Kendji Girac singles chronology
| "Color Gitano" (2014) | "Andalouse" (2014) | "One Last Time (Attends-moi)" (2015) |

Music video
- "Andalouse" on YouTube

= Andalouse (song) =

"Andalouse" (French for "Andalusian girl") is a song recorded by French singer Kendji Girac. It was written by Rachid Mir, Christian Dessart and Nazim Khaled, being produced by The Bionix. The song was released by Mercury Records on 18 August 2014 as the lead single from Girac's debut eponymous album, Kendji.
"Andalouse" is a dance-pop song with influences of Latin and Indian music, with the singer also having a conversation in Spanish.

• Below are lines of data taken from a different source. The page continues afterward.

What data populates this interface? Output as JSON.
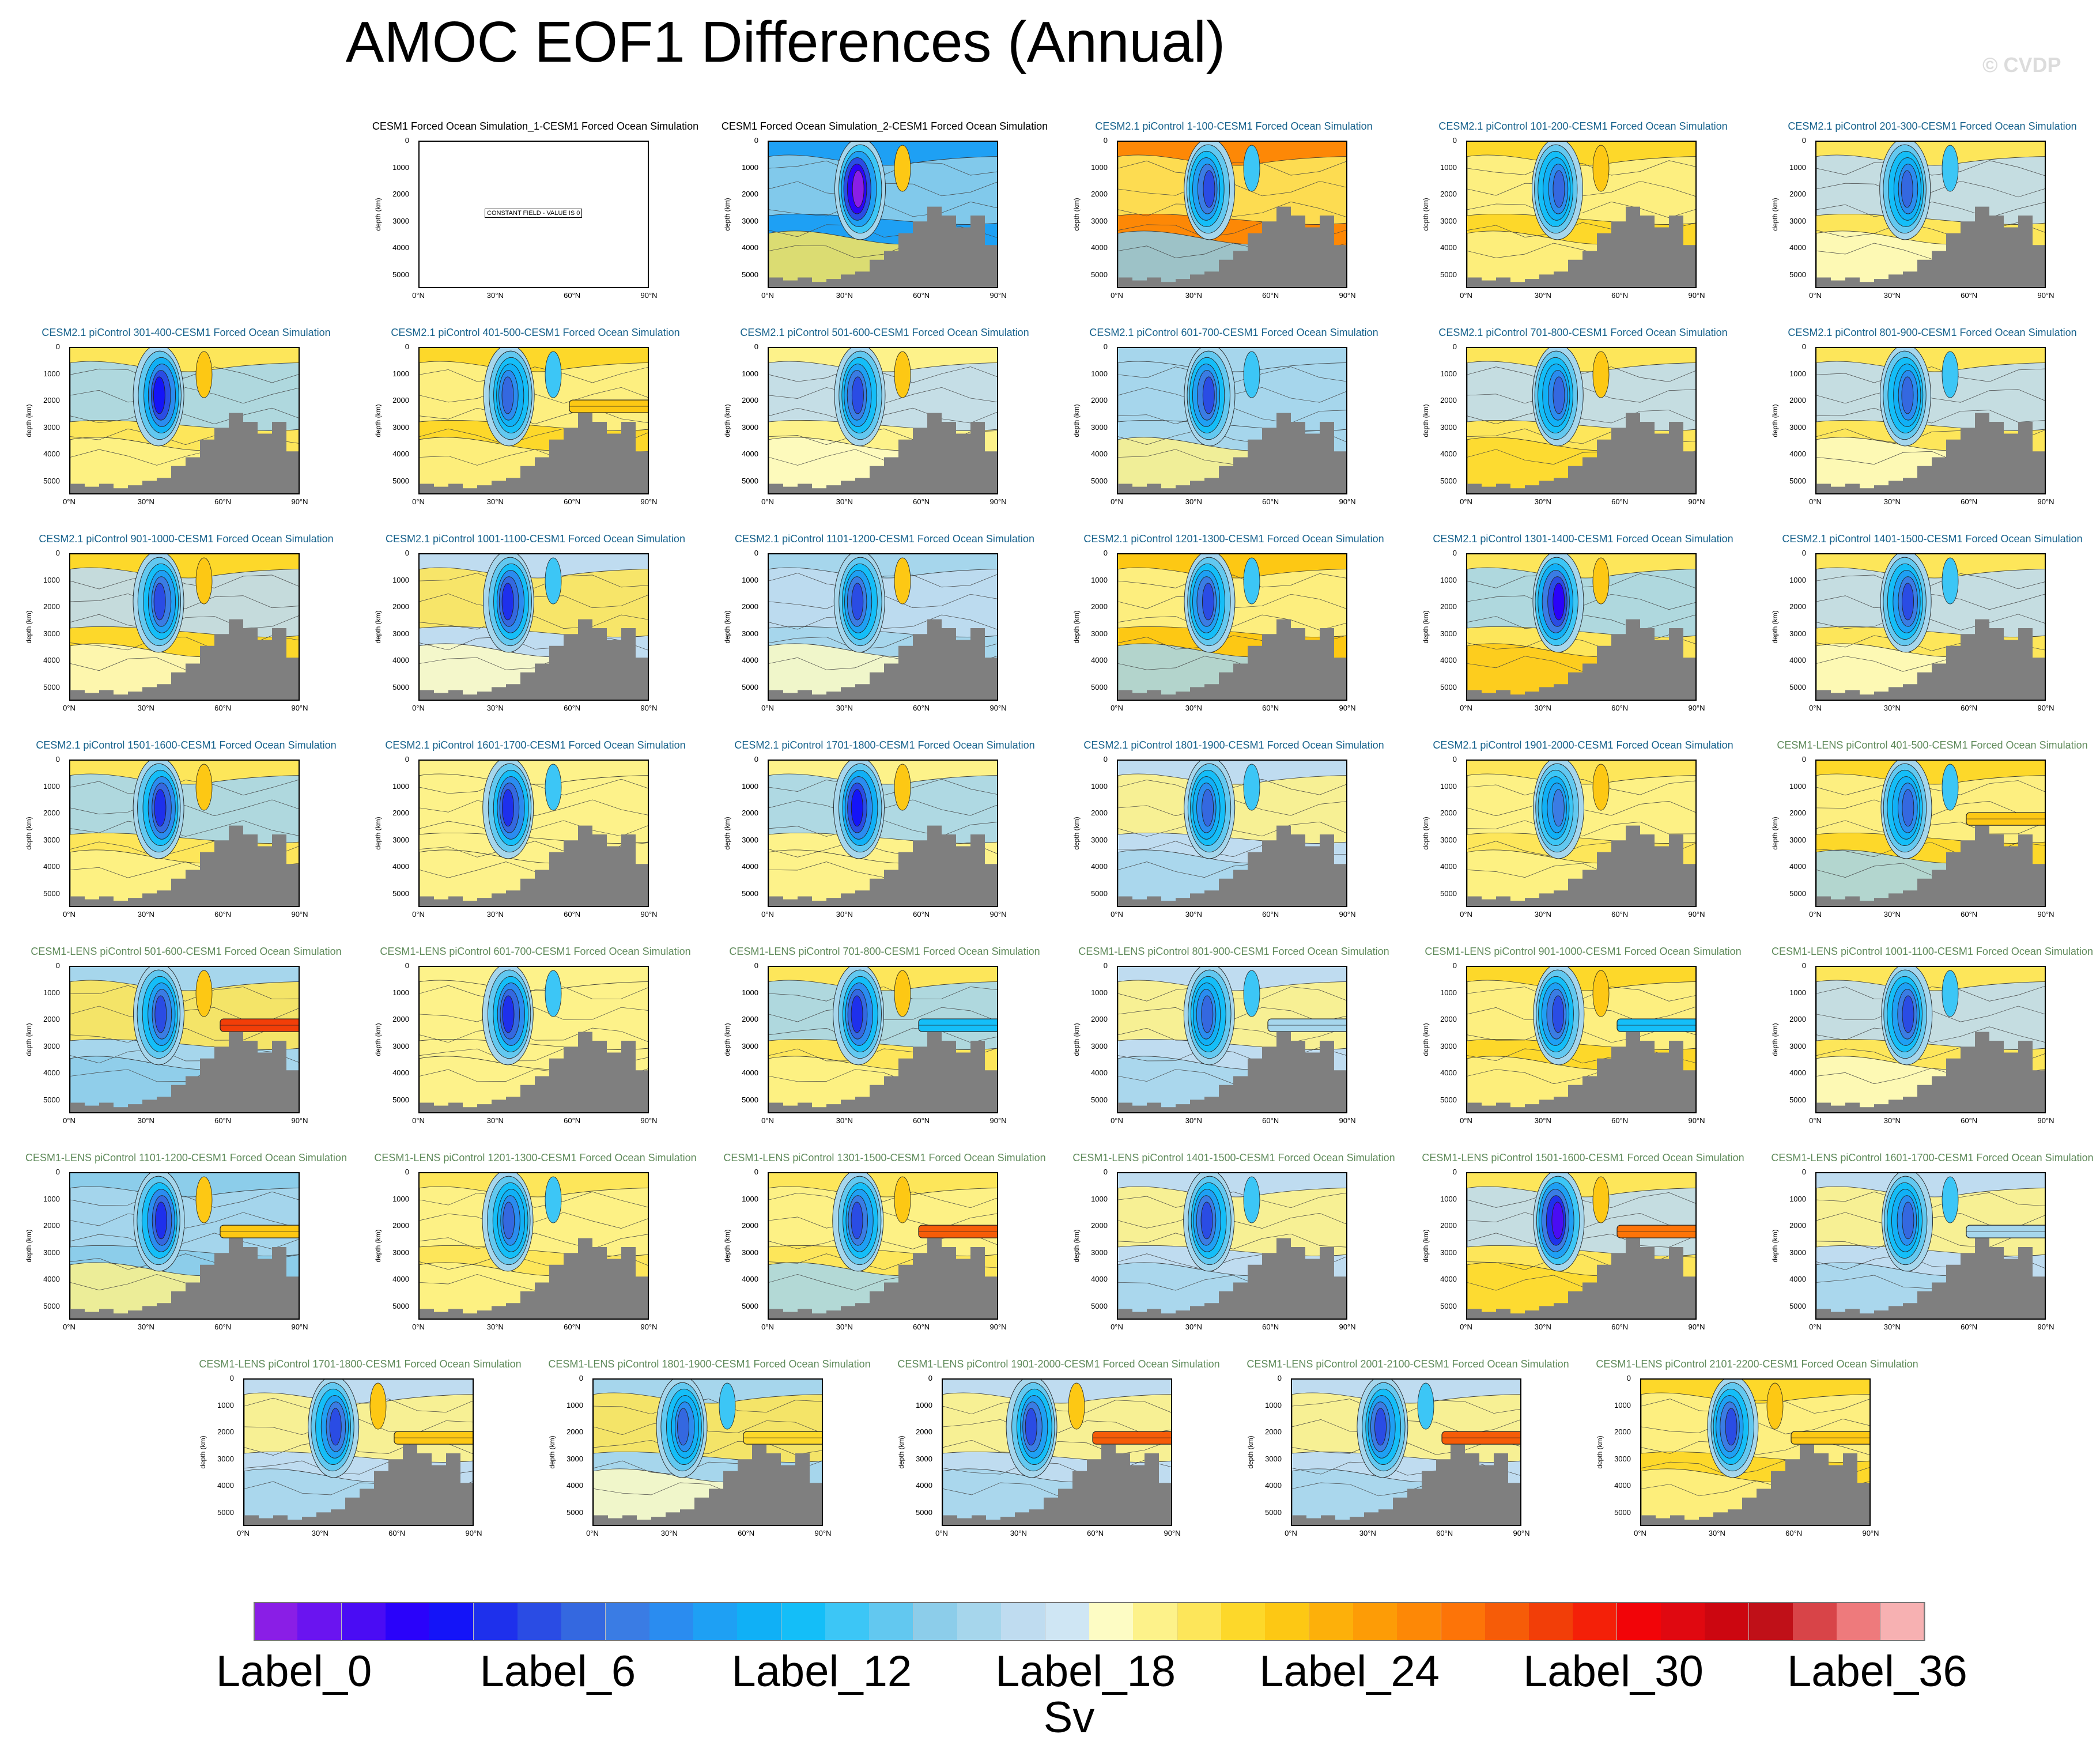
{
  "title": "AMOC EOF1 Differences (Annual)",
  "watermark": "© CVDP",
  "chart_data": {
    "type": "contour-panel-grid",
    "title": "AMOC EOF1 Differences (Annual)",
    "ylabel": "depth (km)",
    "yticks": [
      "0",
      "1000",
      "2000",
      "3000",
      "4000",
      "5000"
    ],
    "ylim": [
      5500,
      0
    ],
    "xticks": [
      "0°N",
      "30°N",
      "60°N",
      "90°N"
    ],
    "xlim": [
      0,
      90
    ],
    "colorbar": {
      "units": "Sv",
      "labels": [
        "Label_0",
        "Label_6",
        "Label_12",
        "Label_18",
        "Label_24",
        "Label_30",
        "Label_36"
      ],
      "label_indices": [
        0,
        6,
        12,
        18,
        24,
        30,
        36
      ],
      "colors": [
        "#8a1ee6",
        "#6a14f0",
        "#4a0cf4",
        "#2a02fa",
        "#1414f8",
        "#1e30ec",
        "#2a4ce4",
        "#3468e0",
        "#3a7ce4",
        "#2a8cf0",
        "#1ea0f4",
        "#10b0f6",
        "#14bef8",
        "#3cc6f6",
        "#62c8f0",
        "#8ccdea",
        "#a6d6ec",
        "#bfdcf0",
        "#cfe6f4",
        "#fdfcc4",
        "#fdf28a",
        "#fde65a",
        "#fdd82a",
        "#fdc814",
        "#fdb00a",
        "#fd9c06",
        "#fd8806",
        "#fd7408",
        "#f65c08",
        "#f23e08",
        "#f42008",
        "#f20408",
        "#e00810",
        "#cc0610",
        "#c01018",
        "#d84448",
        "#ee7a7c",
        "#f7b1b2"
      ]
    },
    "panels": [
      {
        "title": "CESM1 Forced Ocean Simulation_1-CESM1 Forced Ocean Simulation",
        "group": "cesm1",
        "constant_field": "CONSTANT FIELD - VALUE IS 0",
        "core": 0,
        "bg": 0,
        "mid": 0,
        "bar": null
      },
      {
        "title": "CESM1 Forced Ocean Simulation_2-CESM1 Forced Ocean Simulation",
        "group": "cesm1",
        "core": 16,
        "bg": -8,
        "mid": -3,
        "bar": null
      },
      {
        "title": "CESM2.1 piControl 1-100-CESM1 Forced Ocean Simulation",
        "group": "cesm2",
        "core": 10,
        "bg": 7,
        "mid": 2,
        "bar": null
      },
      {
        "title": "CESM2.1 piControl 101-200-CESM1 Forced Ocean Simulation",
        "group": "cesm2",
        "core": 9,
        "bg": 3,
        "mid": 1,
        "bar": null
      },
      {
        "title": "CESM2.1 piControl 201-300-CESM1 Forced Ocean Simulation",
        "group": "cesm2",
        "core": 9,
        "bg": 2,
        "mid": -1,
        "bar": null
      },
      {
        "title": "CESM2.1 piControl 301-400-CESM1 Forced Ocean Simulation",
        "group": "cesm2",
        "core": 12,
        "bg": 2,
        "mid": -2,
        "bar": null
      },
      {
        "title": "CESM2.1 piControl 401-500-CESM1 Forced Ocean Simulation",
        "group": "cesm2",
        "core": 9,
        "bg": 3,
        "mid": 1,
        "bar": 4
      },
      {
        "title": "CESM2.1 piControl 501-600-CESM1 Forced Ocean Simulation",
        "group": "cesm2",
        "core": 10,
        "bg": 1,
        "mid": -1,
        "bar": null
      },
      {
        "title": "CESM2.1 piControl 601-700-CESM1 Forced Ocean Simulation",
        "group": "cesm2",
        "core": 10,
        "bg": -2,
        "mid": -2,
        "bar": null
      },
      {
        "title": "CESM2.1 piControl 701-800-CESM1 Forced Ocean Simulation",
        "group": "cesm2",
        "core": 9,
        "bg": 2,
        "mid": -1,
        "bar": null
      },
      {
        "title": "CESM2.1 piControl 801-900-CESM1 Forced Ocean Simulation",
        "group": "cesm2",
        "core": 9,
        "bg": 2,
        "mid": -1,
        "bar": null
      },
      {
        "title": "CESM2.1 piControl 901-1000-CESM1 Forced Ocean Simulation",
        "group": "cesm2",
        "core": 10,
        "bg": 3,
        "mid": -1,
        "bar": null
      },
      {
        "title": "CESM2.1 piControl 1001-1100-CESM1 Forced Ocean Simulation",
        "group": "cesm2",
        "core": 11,
        "bg": -1,
        "mid": 2,
        "bar": null
      },
      {
        "title": "CESM2.1 piControl 1101-1200-CESM1 Forced Ocean Simulation",
        "group": "cesm2",
        "core": 10,
        "bg": -2,
        "mid": -1,
        "bar": null
      },
      {
        "title": "CESM2.1 piControl 1201-1300-CESM1 Forced Ocean Simulation",
        "group": "cesm2",
        "core": 10,
        "bg": 4,
        "mid": 1,
        "bar": null
      },
      {
        "title": "CESM2.1 piControl 1301-1400-CESM1 Forced Ocean Simulation",
        "group": "cesm2",
        "core": 13,
        "bg": 2,
        "mid": -2,
        "bar": null
      },
      {
        "title": "CESM2.1 piControl 1401-1500-CESM1 Forced Ocean Simulation",
        "group": "cesm2",
        "core": 10,
        "bg": 2,
        "mid": -1,
        "bar": null
      },
      {
        "title": "CESM2.1 piControl 1501-1600-CESM1 Forced Ocean Simulation",
        "group": "cesm2",
        "core": 11,
        "bg": 2,
        "mid": -2,
        "bar": null
      },
      {
        "title": "CESM2.1 piControl 1601-1700-CESM1 Forced Ocean Simulation",
        "group": "cesm2",
        "core": 11,
        "bg": 1,
        "mid": 1,
        "bar": null
      },
      {
        "title": "CESM2.1 piControl 1701-1800-CESM1 Forced Ocean Simulation",
        "group": "cesm2",
        "core": 12,
        "bg": 1,
        "mid": -2,
        "bar": null
      },
      {
        "title": "CESM2.1 piControl 1801-1900-CESM1 Forced Ocean Simulation",
        "group": "cesm2",
        "core": 9,
        "bg": -1,
        "mid": 1,
        "bar": null
      },
      {
        "title": "CESM2.1 piControl 1901-2000-CESM1 Forced Ocean Simulation",
        "group": "cesm2",
        "core": 8,
        "bg": 2,
        "mid": 1,
        "bar": null
      },
      {
        "title": "CESM1-LENS piControl 401-500-CESM1 Forced Ocean Simulation",
        "group": "lens",
        "core": 9,
        "bg": 3,
        "mid": 1,
        "bar": 4
      },
      {
        "title": "CESM1-LENS piControl 501-600-CESM1 Forced Ocean Simulation",
        "group": "lens",
        "core": 10,
        "bg": -2,
        "mid": 2,
        "bar": 10
      },
      {
        "title": "CESM1-LENS piControl 601-700-CESM1 Forced Ocean Simulation",
        "group": "lens",
        "core": 11,
        "bg": 1,
        "mid": 1,
        "bar": null
      },
      {
        "title": "CESM1-LENS piControl 701-800-CESM1 Forced Ocean Simulation",
        "group": "lens",
        "core": 11,
        "bg": 2,
        "mid": -2,
        "bar": -6
      },
      {
        "title": "CESM1-LENS piControl 801-900-CESM1 Forced Ocean Simulation",
        "group": "lens",
        "core": 9,
        "bg": -1,
        "mid": 1,
        "bar": -2
      },
      {
        "title": "CESM1-LENS piControl 901-1000-CESM1 Forced Ocean Simulation",
        "group": "lens",
        "core": 10,
        "bg": 3,
        "mid": 1,
        "bar": -6
      },
      {
        "title": "CESM1-LENS piControl 1001-1100-CESM1 Forced Ocean Simulation",
        "group": "lens",
        "core": 10,
        "bg": 2,
        "mid": -1,
        "bar": null
      },
      {
        "title": "CESM1-LENS piControl 1101-1200-CESM1 Forced Ocean Simulation",
        "group": "lens",
        "core": 11,
        "bg": -3,
        "mid": -2,
        "bar": 4
      },
      {
        "title": "CESM1-LENS piControl 1201-1300-CESM1 Forced Ocean Simulation",
        "group": "lens",
        "core": 9,
        "bg": 2,
        "mid": 1,
        "bar": null
      },
      {
        "title": "CESM1-LENS piControl 1301-1500-CESM1 Forced Ocean Simulation",
        "group": "lens",
        "core": 10,
        "bg": 2,
        "mid": 1,
        "bar": 9
      },
      {
        "title": "CESM1-LENS piControl 1401-1500-CESM1 Forced Ocean Simulation",
        "group": "lens",
        "core": 10,
        "bg": -1,
        "mid": 1,
        "bar": null
      },
      {
        "title": "CESM1-LENS piControl 1501-1600-CESM1 Forced Ocean Simulation",
        "group": "lens",
        "core": 14,
        "bg": 2,
        "mid": -1,
        "bar": 8
      },
      {
        "title": "CESM1-LENS piControl 1601-1700-CESM1 Forced Ocean Simulation",
        "group": "lens",
        "core": 9,
        "bg": -1,
        "mid": 1,
        "bar": -2
      },
      {
        "title": "CESM1-LENS piControl 1701-1800-CESM1 Forced Ocean Simulation",
        "group": "lens",
        "core": 10,
        "bg": -1,
        "mid": 1,
        "bar": 4
      },
      {
        "title": "CESM1-LENS piControl 1801-1900-CESM1 Forced Ocean Simulation",
        "group": "lens",
        "core": 9,
        "bg": -2,
        "mid": 2,
        "bar": 3
      },
      {
        "title": "CESM1-LENS piControl 1901-2000-CESM1 Forced Ocean Simulation",
        "group": "lens",
        "core": 10,
        "bg": -1,
        "mid": 1,
        "bar": 9
      },
      {
        "title": "CESM1-LENS piControl 2001-2100-CESM1 Forced Ocean Simulation",
        "group": "lens",
        "core": 10,
        "bg": -1,
        "mid": 1,
        "bar": 9
      },
      {
        "title": "CESM1-LENS piControl 2101-2200-CESM1 Forced Ocean Simulation",
        "group": "lens",
        "core": 10,
        "bg": 3,
        "mid": 1,
        "bar": 4
      }
    ]
  }
}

The single was met with a strong commercial success in France and Belgium back in late 2014 peaking at number three, becoming Girac's the highest-charting single to date, and it has been certified gold by selling 75 copies in former country. "Andalouse" made its also impact in Poland since February 2015, peaking at the top 10 of Polish Airplay Top 100 and reaching the top of radio charts. The single's official music video premiered on Vevo on 25 September 2014. Later, it surpassed 100 million views and is the singer's most watched music video as of January 2021, with 347 million views.

==Charts==

===Weekly charts===

| Chart (2014–15) | Peak position |
|---|---|
| Belgium (Ultratip Bubbling Under Flanders) | 14 |
| Belgium (Ultratop 50 Wallonia) | 3 |
| France (SNEP) | 3 |
| Greece (Billboard) | 3 |
| Poland Airplay (ZPAV) | 10 |
| Poland (Polish Airplay New) | 3 |
| Switzerland (Schweizer Hitparade) | 56 |

===Year-end charts===

| Chart (2015) | Position |
|---|---|
| Belgium (Ultratop Wallonia) | 12 |
| Poland (ZPAV) | 32 |

==Certifications==

| Region | Certification | Certified units/sales |
| Belgium (BRMA) | Gold | 10,000^{‡} |
| France (SNEP) | Gold | 75,000^{*} |
^{*} Sales figures based on certification alone. ^{‡} Sales+streaming figures based on certification alone.